İttifakı temsil eden bir salondan beklendiği gibi 'Büyük Evrenin Rüyası', en iyi dört kabilenin benzersiz mimari tarzları birleştirilerek inşa edilmişti. Bu güzel yerin her köşesini incelerken Lee Jinhee'nin gözleri hiçbir şeyle ilgilenmiyordu.

 

“Yönetici Lee Jinhee.”

 

Topçu Kaptanı Handke bir nükleer bomba şekeri ve bir bardak ‘Anka Kuşu Kanı’ çıkardı ve Lee Jinhee'ye verdi. Ancak Lee Jinhee, sanki onu duymamış gibi boş bir ifadeyle başını kaldırdı. Handke ona tekrar seslendi.

 

“Yönetici Lee Jinhee, konuşalım.
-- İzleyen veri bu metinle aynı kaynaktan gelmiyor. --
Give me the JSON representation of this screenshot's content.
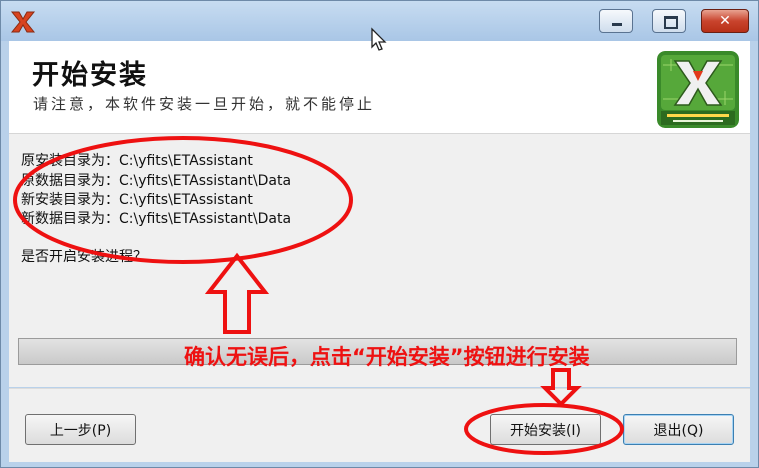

Vahşi Savaşçılardan ayrılmaya karar verdim.”

 

Handke'nin ‘ayrılma’ kelimesini işittikten sonra Lee Jinhee'nin başı hareket etti. Yine de bakışları Handke'ye bakarken hâlâ odaklanamıyordu.

 

“Ye.”

 

Lee Jinhee, Handke'nin kendisine verdiği şekeri kayıtsızca yuttu ve karnında bir patlama ile patlayan son derece küçük ölçekli nükleer patlamayla şok oldu.

 

“Bu... Bu da ne?”

 

“Puhaha! Heyecan verici, değil mi? Bu, yüksek rütbenin altındaki dünyalıların yemesi yasak olan nükleer bomba şekeri. Vücudumuz alevlerden veya karanlık maddeden oluşmadığı için orta rütbe bir savaşçıyı havaya uçurabilir. Şimdi, bunu iç.”

 

Kaşlarını çatan Lee Jinhee, Anka Kuşu Kanı’nın bulunduğu kadehi kafasına dikti.

 

Alev!

 

Anka Kuşu Kanı boğazından aşağı indiği anda alevlere dönüştü ve kan dolaşımında emildi, burnundan ve saçlarından çıkmadan önce bir kez vücudunu dolaştı.

 

“Haaa...”

 

Lee Jinhee'nin gözleri normal gibi parlamaya başladığında oldukça ferahlatıcı görünüyordu.

 

“Ah, sağ ol. Sayende nihayet kendime geldim. Ama ne dedin sen? Ayrılıyor musun?”

 

Anca kendine gelen Lee Jinhee sorduğunda, Handke kasıtlı olarak neşeyle başını salladı.

 

“Evet.”

 

Bunu duyan Lee Jinhee'nin ifadesi ciddileşti. Dikkatle sordu.

 

“... Neden diye sorabilir miyim?”

 

“Şey, büyük bir sebebi yok... Sadece, artık mutlu olmak istiyorum.”

 

Handke'nin gözleri hafifçe kararmıştı.

 

“İlk başta, ben de deli gibiydim. Ani bir değişimle kızımı ve eşimi kaybettim... Bunların hepsinin zayıf olduğumuz için olduğunu duyduğumda öyle kızmıştım ki, öleceğimi hissettim. Lider Choi Hyuk'la dolaşmaktan keyif aldım, bir ton savaşa giderken acımı ve suçluluğumu unutabilirdim ama biliyor musun? Geriye dönüp baktığımda bir şeyden etkilenmişim gibi hissettim. 'Güçlenmem gerek.' Bu düşüncelerle kendimi daha da zorladım... Ama bu sefer intikamımızı nasıl tamamladığımızı düşündükten sonra kendime geldim, bir rüyadan yeni uyandığımı hissettim. Aniden düşündükten sonra... Artık kendim tadını çıkarırken yaşayabileceğimi hissettim. Dünyalıların konumu eskisinden çok daha iyi ve bir Vahşi Savaşçı olarak edindiğim kendi konumum özellikle harika. Yüksek rütbe bir savaşçı olarak, zamanımı ittifakın merkezinde, İttifak Şehri’nde, iyi bir savaşçı olarak saygı görürken geçirebilirim, değil mi?”

 

Sonra güldü.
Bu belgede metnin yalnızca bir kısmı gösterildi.